According to a press release Yarde said he is requesting that Jagdeo initiate urgent action to correct this unsatisfactory situation. The Tribunal has been non-functional since the resignation, in 2004, of the government’s nominee George Fung-on, a press release from the Guyana Public Service Union (GPSU) said. Fung-on has since passed away. Urgent action would be a move in the direction of making the rule of law and democracy consistent features of governance in Guyana, the release said.
The union last wrote to the president on this issue on October 25, 2005, it said, “but received no positive or conclusive response.” Consequently, it said, public officers are denied the right to have their grievances with decisions of the Public Service Commission redressed, which is in breach of the constitution intended for their protection. The GPSU pointed out that it was at its insistence that the Tribunal was established in 1984. Further, it said, it is concerned that public workers who fall under the jurisdiction of the Tribunal; the wider public and the Union itself have not extended to them “even the courtesy of an explanation for the failure to establish and activate this crucial constitution tribunal.”

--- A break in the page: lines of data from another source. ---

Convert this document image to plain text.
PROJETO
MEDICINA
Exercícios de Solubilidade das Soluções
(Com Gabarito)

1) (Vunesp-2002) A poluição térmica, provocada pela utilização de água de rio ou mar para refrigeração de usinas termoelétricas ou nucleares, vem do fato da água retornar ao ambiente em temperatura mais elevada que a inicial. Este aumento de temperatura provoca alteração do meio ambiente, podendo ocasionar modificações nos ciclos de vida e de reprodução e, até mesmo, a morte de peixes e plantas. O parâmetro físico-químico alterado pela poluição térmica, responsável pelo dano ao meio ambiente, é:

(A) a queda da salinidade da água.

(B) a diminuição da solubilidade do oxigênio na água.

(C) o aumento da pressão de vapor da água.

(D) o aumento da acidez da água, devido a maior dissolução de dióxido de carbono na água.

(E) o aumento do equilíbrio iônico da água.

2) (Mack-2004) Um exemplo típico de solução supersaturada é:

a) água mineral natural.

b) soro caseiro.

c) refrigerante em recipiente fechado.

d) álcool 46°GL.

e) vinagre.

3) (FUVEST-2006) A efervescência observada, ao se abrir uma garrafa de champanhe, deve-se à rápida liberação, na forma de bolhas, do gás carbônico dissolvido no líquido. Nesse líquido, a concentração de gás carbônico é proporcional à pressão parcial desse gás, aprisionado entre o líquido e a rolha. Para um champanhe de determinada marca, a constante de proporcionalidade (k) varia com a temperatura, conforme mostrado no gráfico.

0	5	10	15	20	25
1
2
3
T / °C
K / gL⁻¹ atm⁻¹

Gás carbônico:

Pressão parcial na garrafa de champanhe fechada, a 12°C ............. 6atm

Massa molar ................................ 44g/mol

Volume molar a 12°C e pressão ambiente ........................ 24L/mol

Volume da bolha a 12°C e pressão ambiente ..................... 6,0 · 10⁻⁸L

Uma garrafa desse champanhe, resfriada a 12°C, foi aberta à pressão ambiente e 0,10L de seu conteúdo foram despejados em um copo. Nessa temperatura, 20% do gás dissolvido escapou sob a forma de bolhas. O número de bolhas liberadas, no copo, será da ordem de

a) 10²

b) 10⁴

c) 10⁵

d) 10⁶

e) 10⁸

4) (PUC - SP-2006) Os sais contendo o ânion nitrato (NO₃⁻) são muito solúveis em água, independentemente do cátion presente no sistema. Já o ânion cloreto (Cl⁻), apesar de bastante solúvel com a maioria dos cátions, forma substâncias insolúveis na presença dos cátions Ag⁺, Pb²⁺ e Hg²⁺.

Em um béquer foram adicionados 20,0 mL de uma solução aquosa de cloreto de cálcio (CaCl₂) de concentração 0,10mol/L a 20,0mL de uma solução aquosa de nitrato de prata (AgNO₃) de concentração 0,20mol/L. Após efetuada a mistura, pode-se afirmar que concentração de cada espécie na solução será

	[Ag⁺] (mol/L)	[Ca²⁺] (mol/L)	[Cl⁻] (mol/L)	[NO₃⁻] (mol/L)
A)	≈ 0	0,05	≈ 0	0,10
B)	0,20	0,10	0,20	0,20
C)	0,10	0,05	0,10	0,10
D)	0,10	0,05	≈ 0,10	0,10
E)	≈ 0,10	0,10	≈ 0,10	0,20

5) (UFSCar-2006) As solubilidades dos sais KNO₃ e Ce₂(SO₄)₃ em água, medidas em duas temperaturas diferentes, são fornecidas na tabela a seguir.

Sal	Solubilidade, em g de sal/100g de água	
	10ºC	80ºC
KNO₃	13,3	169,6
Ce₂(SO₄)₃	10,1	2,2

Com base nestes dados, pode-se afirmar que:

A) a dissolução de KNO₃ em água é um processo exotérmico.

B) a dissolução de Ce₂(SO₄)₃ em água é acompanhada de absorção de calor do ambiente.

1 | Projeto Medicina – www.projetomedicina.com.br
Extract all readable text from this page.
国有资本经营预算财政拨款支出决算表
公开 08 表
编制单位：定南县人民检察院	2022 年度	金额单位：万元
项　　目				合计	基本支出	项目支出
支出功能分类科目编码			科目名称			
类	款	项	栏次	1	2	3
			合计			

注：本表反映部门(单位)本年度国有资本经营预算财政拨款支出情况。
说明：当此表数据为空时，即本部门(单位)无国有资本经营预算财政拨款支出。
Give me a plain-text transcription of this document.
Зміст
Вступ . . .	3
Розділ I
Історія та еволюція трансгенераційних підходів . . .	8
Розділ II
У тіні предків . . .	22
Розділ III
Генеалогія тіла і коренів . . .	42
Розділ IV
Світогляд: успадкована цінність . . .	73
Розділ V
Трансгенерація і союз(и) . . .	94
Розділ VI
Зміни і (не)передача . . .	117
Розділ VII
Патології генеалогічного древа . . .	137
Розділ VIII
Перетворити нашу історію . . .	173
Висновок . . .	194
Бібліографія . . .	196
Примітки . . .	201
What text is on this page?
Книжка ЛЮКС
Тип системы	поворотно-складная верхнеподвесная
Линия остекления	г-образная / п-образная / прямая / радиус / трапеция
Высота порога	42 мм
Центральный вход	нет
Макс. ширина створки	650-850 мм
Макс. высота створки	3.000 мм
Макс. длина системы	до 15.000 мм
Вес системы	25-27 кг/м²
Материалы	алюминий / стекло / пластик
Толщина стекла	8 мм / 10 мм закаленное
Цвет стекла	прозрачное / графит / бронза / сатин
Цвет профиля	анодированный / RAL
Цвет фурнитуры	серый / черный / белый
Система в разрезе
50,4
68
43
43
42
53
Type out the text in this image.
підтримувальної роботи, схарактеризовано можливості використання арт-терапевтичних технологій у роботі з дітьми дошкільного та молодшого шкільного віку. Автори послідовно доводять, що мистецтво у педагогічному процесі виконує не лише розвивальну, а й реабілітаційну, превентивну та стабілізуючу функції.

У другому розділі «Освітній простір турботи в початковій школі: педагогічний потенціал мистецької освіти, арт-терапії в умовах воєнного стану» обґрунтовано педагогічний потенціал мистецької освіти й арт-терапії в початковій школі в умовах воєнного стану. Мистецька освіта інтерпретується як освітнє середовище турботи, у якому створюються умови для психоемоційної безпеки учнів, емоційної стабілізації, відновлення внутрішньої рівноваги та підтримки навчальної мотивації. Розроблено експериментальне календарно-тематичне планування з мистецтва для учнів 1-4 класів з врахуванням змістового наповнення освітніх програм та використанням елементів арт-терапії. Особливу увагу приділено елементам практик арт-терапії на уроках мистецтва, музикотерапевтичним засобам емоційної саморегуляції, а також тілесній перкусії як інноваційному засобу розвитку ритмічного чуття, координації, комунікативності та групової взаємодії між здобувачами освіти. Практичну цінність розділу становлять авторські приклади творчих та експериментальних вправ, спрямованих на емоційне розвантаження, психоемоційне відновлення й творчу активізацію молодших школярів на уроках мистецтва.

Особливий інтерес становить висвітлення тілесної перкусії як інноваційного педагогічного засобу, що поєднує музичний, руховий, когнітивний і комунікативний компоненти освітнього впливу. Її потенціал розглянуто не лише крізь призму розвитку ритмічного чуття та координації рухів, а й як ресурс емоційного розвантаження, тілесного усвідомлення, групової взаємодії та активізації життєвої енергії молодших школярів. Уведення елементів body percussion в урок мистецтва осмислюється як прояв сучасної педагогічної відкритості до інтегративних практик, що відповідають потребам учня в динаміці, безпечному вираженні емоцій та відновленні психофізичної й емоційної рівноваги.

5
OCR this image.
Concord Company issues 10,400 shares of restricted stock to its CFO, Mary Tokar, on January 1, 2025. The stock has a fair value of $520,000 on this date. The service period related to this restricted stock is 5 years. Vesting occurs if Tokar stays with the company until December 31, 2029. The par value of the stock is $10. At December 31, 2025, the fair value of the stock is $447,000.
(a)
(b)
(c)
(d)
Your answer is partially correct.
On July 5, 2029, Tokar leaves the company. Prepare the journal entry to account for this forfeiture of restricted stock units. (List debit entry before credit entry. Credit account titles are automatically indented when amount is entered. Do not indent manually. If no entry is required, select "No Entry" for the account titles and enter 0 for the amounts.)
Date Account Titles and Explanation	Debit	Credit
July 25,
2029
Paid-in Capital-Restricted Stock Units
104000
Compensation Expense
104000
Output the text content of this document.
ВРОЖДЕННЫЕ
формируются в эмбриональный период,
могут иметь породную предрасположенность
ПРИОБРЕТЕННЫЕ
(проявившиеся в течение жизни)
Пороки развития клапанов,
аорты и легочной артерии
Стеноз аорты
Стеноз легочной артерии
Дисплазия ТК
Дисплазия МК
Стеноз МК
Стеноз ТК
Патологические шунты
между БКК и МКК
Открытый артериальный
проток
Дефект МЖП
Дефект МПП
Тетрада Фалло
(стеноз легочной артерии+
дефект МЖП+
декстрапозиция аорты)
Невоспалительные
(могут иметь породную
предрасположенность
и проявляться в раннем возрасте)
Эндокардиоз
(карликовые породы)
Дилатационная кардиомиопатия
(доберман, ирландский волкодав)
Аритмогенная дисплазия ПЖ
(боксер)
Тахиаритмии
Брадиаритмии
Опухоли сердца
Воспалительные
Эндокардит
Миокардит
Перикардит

The GPSU said it has conveyed to the president its doubts regarding the government’s claims to working class credentials. The union is also of the view that significant elements of government are obstructing the appointment of a Tribunal so that they could freely and uninterruptedly proceed with the politicising of the public service in conflict with the Constitution and the understanding between the Inter-American Development Bank, the union and the government for the modernization of the public service.